Defining a market or stock location code and using it for your scope(s) can come in handy to replicate your setup when switching from Test to Live mode which are two different, separate environments where corresponding resources would have different IDs.

Putting a market in scope

By including a market scope in the access token request — market:id:xYZkjABcde — all the resources (e.g. SKUs, prices, stock items) that you fetch are automatically filtered.

{
  "grant_type": "{{authorization_grant}}",
  "client_id": "{{your_client_id}}",
  ...,
  "scope": "market:id:xYZkjABcde"
}

The market in scope must be active (e.g. enabled). Disabled markets are excluded from any authorization scope recalculation.
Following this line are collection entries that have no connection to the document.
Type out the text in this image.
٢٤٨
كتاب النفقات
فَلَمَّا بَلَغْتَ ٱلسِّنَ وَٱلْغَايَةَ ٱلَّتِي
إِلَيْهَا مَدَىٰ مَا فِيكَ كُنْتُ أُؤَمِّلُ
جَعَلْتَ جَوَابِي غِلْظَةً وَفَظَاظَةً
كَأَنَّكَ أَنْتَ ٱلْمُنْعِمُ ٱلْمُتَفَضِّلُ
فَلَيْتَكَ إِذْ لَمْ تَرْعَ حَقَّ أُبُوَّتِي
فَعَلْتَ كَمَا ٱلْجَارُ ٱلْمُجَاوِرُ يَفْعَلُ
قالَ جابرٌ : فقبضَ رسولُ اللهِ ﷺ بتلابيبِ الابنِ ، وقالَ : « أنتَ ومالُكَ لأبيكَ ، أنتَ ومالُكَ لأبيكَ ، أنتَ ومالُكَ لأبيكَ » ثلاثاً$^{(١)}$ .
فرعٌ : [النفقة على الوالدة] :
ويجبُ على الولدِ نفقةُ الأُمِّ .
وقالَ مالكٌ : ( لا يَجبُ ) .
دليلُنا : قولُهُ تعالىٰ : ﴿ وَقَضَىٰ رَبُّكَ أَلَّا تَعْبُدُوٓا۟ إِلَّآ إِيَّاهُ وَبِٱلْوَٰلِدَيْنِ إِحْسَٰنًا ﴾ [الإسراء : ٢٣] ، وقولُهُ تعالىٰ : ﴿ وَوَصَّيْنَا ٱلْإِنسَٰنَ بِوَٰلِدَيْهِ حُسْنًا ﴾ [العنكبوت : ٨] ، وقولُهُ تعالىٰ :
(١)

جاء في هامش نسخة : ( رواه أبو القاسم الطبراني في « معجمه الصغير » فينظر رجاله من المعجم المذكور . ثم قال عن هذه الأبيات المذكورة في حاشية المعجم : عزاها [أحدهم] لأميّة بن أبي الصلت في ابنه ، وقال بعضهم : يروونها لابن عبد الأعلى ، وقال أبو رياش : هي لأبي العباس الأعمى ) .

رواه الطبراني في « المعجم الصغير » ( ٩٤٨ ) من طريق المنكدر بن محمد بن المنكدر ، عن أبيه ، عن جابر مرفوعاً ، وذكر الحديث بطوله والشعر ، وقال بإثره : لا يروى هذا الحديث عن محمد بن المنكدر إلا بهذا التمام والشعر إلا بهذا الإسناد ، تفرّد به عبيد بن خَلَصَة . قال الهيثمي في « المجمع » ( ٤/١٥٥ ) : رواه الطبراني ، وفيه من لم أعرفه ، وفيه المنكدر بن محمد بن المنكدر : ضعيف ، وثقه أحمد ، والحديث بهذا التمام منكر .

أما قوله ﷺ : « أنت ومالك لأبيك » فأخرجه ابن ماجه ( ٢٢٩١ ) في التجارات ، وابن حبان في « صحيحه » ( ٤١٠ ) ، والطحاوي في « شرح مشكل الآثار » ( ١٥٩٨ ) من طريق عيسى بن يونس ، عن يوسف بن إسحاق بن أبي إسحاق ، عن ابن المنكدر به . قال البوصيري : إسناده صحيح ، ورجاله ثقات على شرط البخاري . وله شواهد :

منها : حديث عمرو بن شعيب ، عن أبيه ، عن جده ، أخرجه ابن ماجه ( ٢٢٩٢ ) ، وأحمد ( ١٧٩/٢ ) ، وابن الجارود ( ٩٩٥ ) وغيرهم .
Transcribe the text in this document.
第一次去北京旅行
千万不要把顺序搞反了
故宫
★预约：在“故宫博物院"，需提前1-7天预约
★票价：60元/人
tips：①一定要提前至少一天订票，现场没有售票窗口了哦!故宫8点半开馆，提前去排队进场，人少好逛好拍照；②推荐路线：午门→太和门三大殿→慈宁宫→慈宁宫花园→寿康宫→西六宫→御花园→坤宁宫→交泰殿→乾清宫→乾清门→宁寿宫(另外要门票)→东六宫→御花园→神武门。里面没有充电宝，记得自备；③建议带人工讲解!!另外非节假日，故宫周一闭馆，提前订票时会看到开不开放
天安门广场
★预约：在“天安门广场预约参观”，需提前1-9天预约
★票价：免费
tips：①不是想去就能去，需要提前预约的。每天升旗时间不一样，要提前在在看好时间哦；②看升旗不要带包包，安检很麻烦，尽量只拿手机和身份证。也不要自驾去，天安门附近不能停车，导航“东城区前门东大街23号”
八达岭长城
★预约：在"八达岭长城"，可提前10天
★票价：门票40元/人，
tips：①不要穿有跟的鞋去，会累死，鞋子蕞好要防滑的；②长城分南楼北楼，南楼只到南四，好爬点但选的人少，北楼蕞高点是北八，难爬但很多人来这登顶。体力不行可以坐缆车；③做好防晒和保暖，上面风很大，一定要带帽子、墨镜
When fetching a collection of SKUs with a market in scope only the SKUs that are sellable in that market are returned. To be sellable in a market an SKU must have a price in the market's price list and at least one stock item in one of the market's stock locations, regardless of its quantity.

Sales channels require a market in scope when requesting their access tokens to perform the permitted CRUD actions. If the market in scope is associated with a customer group, it becomes private and can be accessed only by the customers belonging to the group — in that case, to get your token you must use the password flow.

Putting a stock location in scope

By including a stock location scope in the access token request — stock_location:id:WLgbSXqyoZ — the stock is restricted to the SKUs available in that specific stock location.

{
  "grant_type": "{{authorization_grant}}",
  "client_id": "{{your_client_id}}",
  ...,
  "scope": "market:id:xYZkjABcde stock_location:id:WLgbSXqyoZ"
}

When putting a stock location in scope, adding the associated market in the access token request is mandatory. If the market scope is missing or the stock location doesn't belong to the market in scope the API responds with a 400 Bad Request error code.